Visible in the backlit glass plate is every wrinkle and freckle on Lincoln’s lopsided face, the irregular curve of his thick lower lip, unruly hairs in his bushy eyebrows, a mole on the right cheek. “It’s almost more than you want to see,” Romer said, laughing.

With its dermatological detail, the picture becomes a vital authentication reference.

Lincoln was the first U.S. president to be extensively photographed – more than 125 highly collectible portraits of him survive – and “almost every year, somebody comes forward with a daguerreotype or a tintype or an albumen print from the period in which they think they see Lincoln,” Romer said.

Although not as well-known as other Lincoln photos – “from a tousle-haired, Byron-esque pose” captured by Hesler in 1857 to the bearded and “sometimes absolutely haggard” views of Lincoln as president – the official campaign picture looks formal and dignified but also more handsome and fresh-faced, he said.

“It’s the most noble portrait of him, very heroic,” Romer said. “It’s just pure, straight, well-conceived portrait photography that does the trick, that really makes Lincoln look like the special character he was.”

Intricate work went into conserving the rectangular plate, from removing surface dirt and piecing together 26 shards of glass broken in the lower left quadrant to creating a crystal-clear silicone rubber backing to stabilize the fragile glass and installing it in a custom-made wooden display case.
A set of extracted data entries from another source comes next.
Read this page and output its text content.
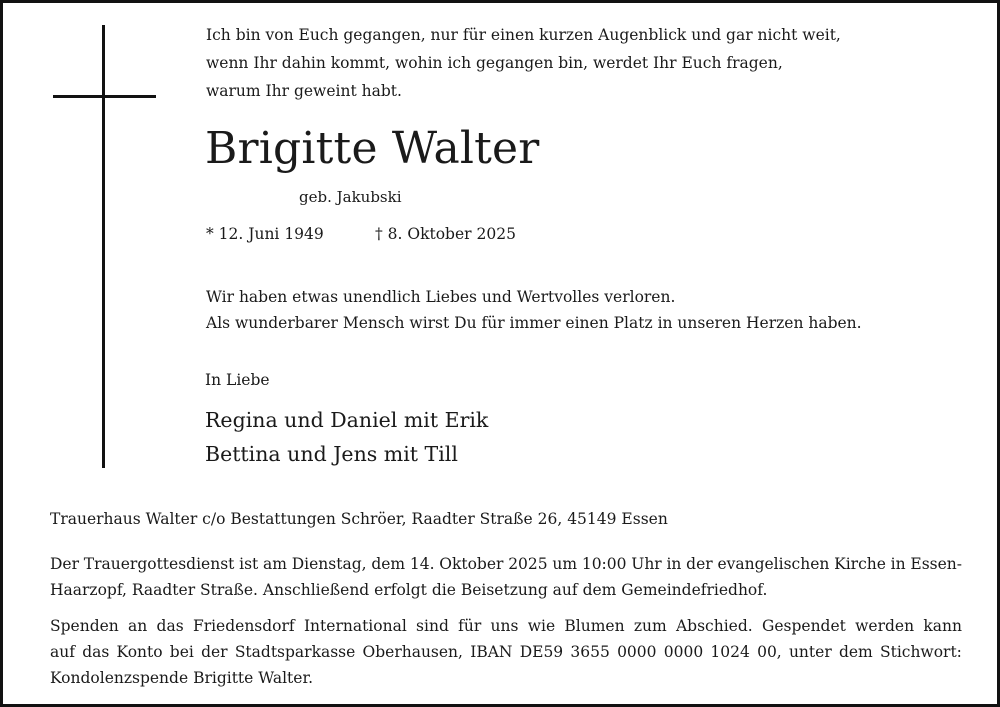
Ich bin von Euch gegangen, nur für einen kurzen Augenblick und gar nicht weit,
wenn Ihr dahin kommt, wohin ich gegangen bin, werdet Ihr Euch fragen,
warum Ihr geweint habt.
Brigitte Walter
geb. Jakubski
* 12. Juni 1949	† 8. Oktober 2025
Wir haben etwas unendlich Liebes und Wertvolles verloren.
Als wunderbarer Mensch wirst Du für immer einen Platz in unseren Herzen haben.
In Liebe
Regina und Daniel mit Erik
Bettina und Jens mit Till
Trauerhaus Walter c/o Bestattungen Schröer, Raadter Straße 26, 45149 Essen
Der Trauergottesdienst ist am Dienstag, dem 14. Oktober 2025 um 10:00 Uhr in der evangelischen Kirche in Essen-
Haarzopf, Raadter Straße. Anschließend erfolgt die Beisetzung auf dem Gemeindefriedhof.
Spenden an das Friedensdorf International sind für uns wie Blumen zum Abschied. Gespendet werden kann
auf das Konto bei der Stadtsparkasse Oberhausen, IBAN DE59 3655 0000 0000 1024 00, unter dem Stichwort:
Kondolenzspende Brigitte Walter.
Except for some silver mirroring and flake losses mainly along the cracks, “it’s in remarkably good shape,” said Romer’s deputy, Ralph Wiegandt, a conservator who oversaw the 18-month restoration.
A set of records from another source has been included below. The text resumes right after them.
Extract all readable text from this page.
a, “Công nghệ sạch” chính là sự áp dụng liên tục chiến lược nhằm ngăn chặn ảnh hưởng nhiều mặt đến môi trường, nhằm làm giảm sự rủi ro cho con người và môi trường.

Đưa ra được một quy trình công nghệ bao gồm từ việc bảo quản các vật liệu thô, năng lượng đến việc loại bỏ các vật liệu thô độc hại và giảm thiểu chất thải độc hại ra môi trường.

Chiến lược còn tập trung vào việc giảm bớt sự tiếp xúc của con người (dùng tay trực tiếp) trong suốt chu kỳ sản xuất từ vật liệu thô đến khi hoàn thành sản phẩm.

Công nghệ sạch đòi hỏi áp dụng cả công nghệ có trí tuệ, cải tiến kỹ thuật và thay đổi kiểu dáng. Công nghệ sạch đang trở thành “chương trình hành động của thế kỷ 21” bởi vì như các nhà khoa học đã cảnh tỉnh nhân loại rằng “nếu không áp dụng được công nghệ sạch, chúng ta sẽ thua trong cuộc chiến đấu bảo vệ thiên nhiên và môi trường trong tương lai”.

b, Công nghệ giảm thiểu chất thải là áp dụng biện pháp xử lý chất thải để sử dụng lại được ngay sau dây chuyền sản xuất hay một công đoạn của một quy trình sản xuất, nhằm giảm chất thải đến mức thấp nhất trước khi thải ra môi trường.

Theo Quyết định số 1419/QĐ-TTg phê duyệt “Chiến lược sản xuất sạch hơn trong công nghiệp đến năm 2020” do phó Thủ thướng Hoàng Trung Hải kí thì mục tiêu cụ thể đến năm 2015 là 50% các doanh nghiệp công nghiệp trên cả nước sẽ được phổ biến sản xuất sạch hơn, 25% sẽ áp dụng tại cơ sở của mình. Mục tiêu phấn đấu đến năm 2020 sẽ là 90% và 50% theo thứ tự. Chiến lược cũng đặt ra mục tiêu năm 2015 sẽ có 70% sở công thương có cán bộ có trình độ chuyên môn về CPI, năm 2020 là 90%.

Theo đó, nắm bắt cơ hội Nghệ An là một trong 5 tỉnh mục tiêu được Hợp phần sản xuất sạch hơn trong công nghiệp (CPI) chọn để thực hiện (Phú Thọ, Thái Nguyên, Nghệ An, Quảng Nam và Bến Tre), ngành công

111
“The owner paid for all the material we used,” Wiegandt said. “The research, the development of the restoration process, all of that, was part of our contribution to this seminal object.”

The plate will be on view for a few months in a main-exhibit colonnade featuring iconic photographs by the likes of Nickolas Muray, Ansel Adams and Edward Steichen. It’ll hang next to an 1881 albumen copy belonging to Eastman House, the colonial revival mansion of Kodak founder George Eastman where more than 400,000 highly valued photographs have been gathered up since 1947.

In one alcove nearby is a straight-on picture in 2004 of another Illinois lawyer-politician who became president: Barack Obama.